On the plus side, C-Corps are familiar entities to both customers and institutional investors, are scalable, and can be made public. And as most early stage companies reinvest profits to fund growth, when dividends are not issued, double taxation is not a major concern.

US location, location, location

Wherever you plan to do business in the United States, it is probably best to set up in the State of Delaware, where legislature deservedly enjoys a reputation for having America’s most business-friendly laws.

Delaware is one of only five US states with a separate non-jury Court of Chancery, with judges focused solely on business law. The Chancery Court is also unlikely to interfere in arrangements where signed corporate agreements are already in place.

Unlike in other states, shareholders and directors of Delaware-registered corporations do not have to be Delaware residents. In addition, Delaware corporate law applies to Delaware corporations no matter where they actually operate, or where their physical headquarters are located.

Delaware also offers favourable taxation laws. The state does not tax royalty payments and non-residents are not liable for personal income tax, including capital gains tax on dividend income.

While it may cost less to register a business in other states, potential short-term savings should be off-set against the long-term legal certainties that the Delaware legislature provides.

As easy as ABC Delaware: How to form a C-Corp or LLC

There are four steps to forming a C-Corp or an LLC in Delaware.

  • Firstly, check online that your preferred choice is available and decide on a business name for your corporation or LLC.
  • Secondly, appoint a registered agent to receive service of process and other correspondence on behalf of your company. If you have a Delaware address (which must be more than a PO box number), you can do it yourself. Otherwise, you can appoint an attorney or an accountant as a registered agent, or you can use a registered agent service company, which will charge you as little as $50 for their services.
  • Thirdly, file a Delaware Certificate of Corporation that includes the name of the corporation, the name and address of its registered agent, the purpose of the corporation, and the total number of shares that the corporation is authorised to issue. The fee for filing this documentation is $89 (at time of writing), if all your information is contained on one page. Otherwise, an extra $9 is charged for each additional page.
  • Lastly, you must remain ‘in good standing’, which requires you to file an annual report and pay a franchise tax. That part is crucial. If a Delaware corporation loses its good standing, it loses its limited liability shield, and the corporation’s creditors can make claims on shareholders’ personal assets.

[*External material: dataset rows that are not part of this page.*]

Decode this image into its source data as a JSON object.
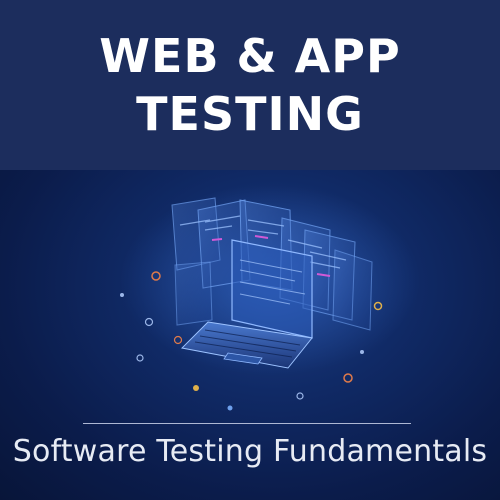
{
  "header": {
    "title_line_1": "WEB & APP",
    "title_line_2": "TESTING"
  },
  "hero": {
    "illustration": "laptop-with-floating-screens-icon",
    "caption": "Software Testing Fundamentals"
  },
  "colors": {
    "header_bg": "#1c2d5d",
    "hero_bg": "#102a66",
    "title_text": "#ffffff",
    "caption_text": "#e7ebf4"
  }
}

Franchise tax is not based on income. It is based on overall share value and is assessed using two methods: the authorised share capital method and assumed par value capital method.

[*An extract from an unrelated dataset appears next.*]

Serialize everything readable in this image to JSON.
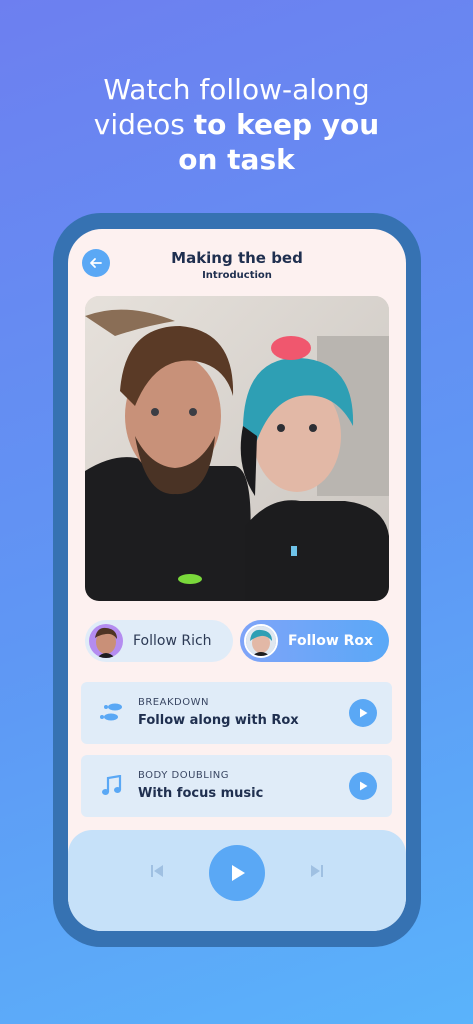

It is important to take professional advice to avoid paying more franchise tax than is necessary. If you authorise a large number of shares but only issue a small portion of them, or if the shares have no par value, you could end up with a franchise tax bill for tens of thousands of dollars. A corporation with 5,000 or fewer authorised shares, will pay at least the minimum franchise tax fee of $175 annually.

Foreign qualifications

If your US company is conducting business in any state other than the state in which it is incorporated (for example, outside Delaware), it will most likely also need to register in each additional state, in a process known as ‘foreign qualification’.

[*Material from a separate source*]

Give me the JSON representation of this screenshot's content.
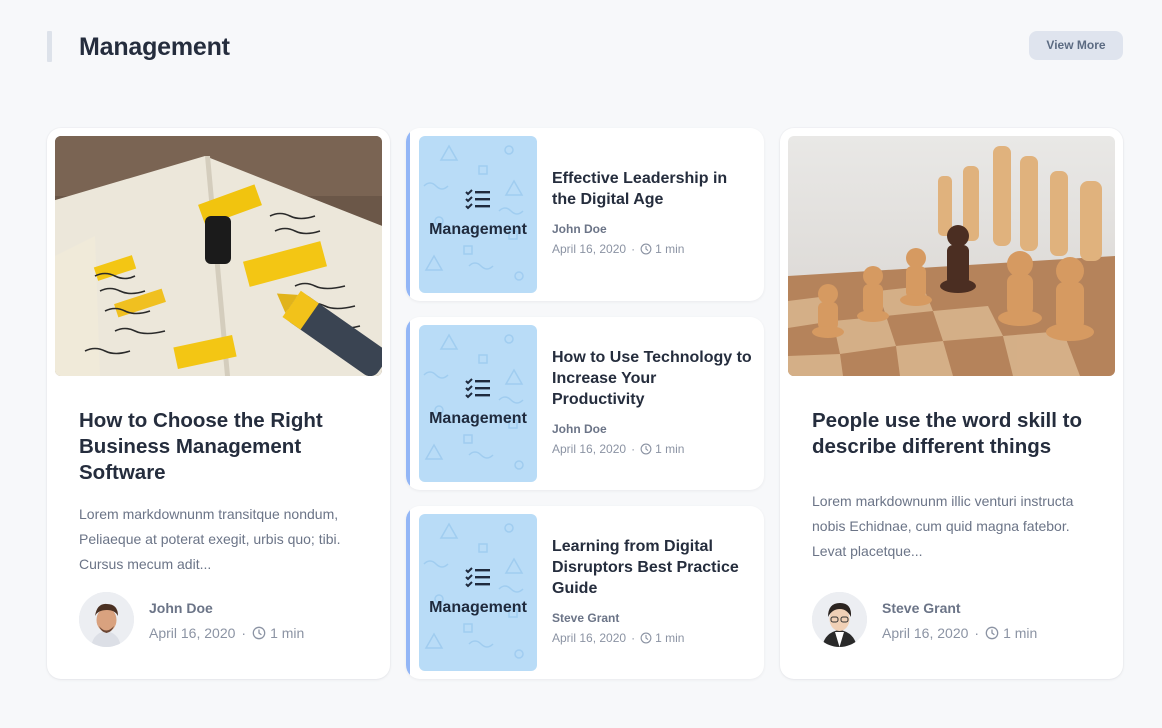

As the rules for foreign qualification vary from state to state, consult with a business lawyer or, at the very least, conduct some research on the state’s Department of State website. Foreign qualification involves additional paperwork and expense. A Delaware corporation applying to do business in New York will spend at least $334 to obtain all required certification.

Note that, whether you file a foreign qualification or not, a company deemed to be doing business in a particular state will be subject to state income taxes in that state. However, there are states, such as Texas, where generous tax-free allowances mean that most small businesses pay little or no state income tax.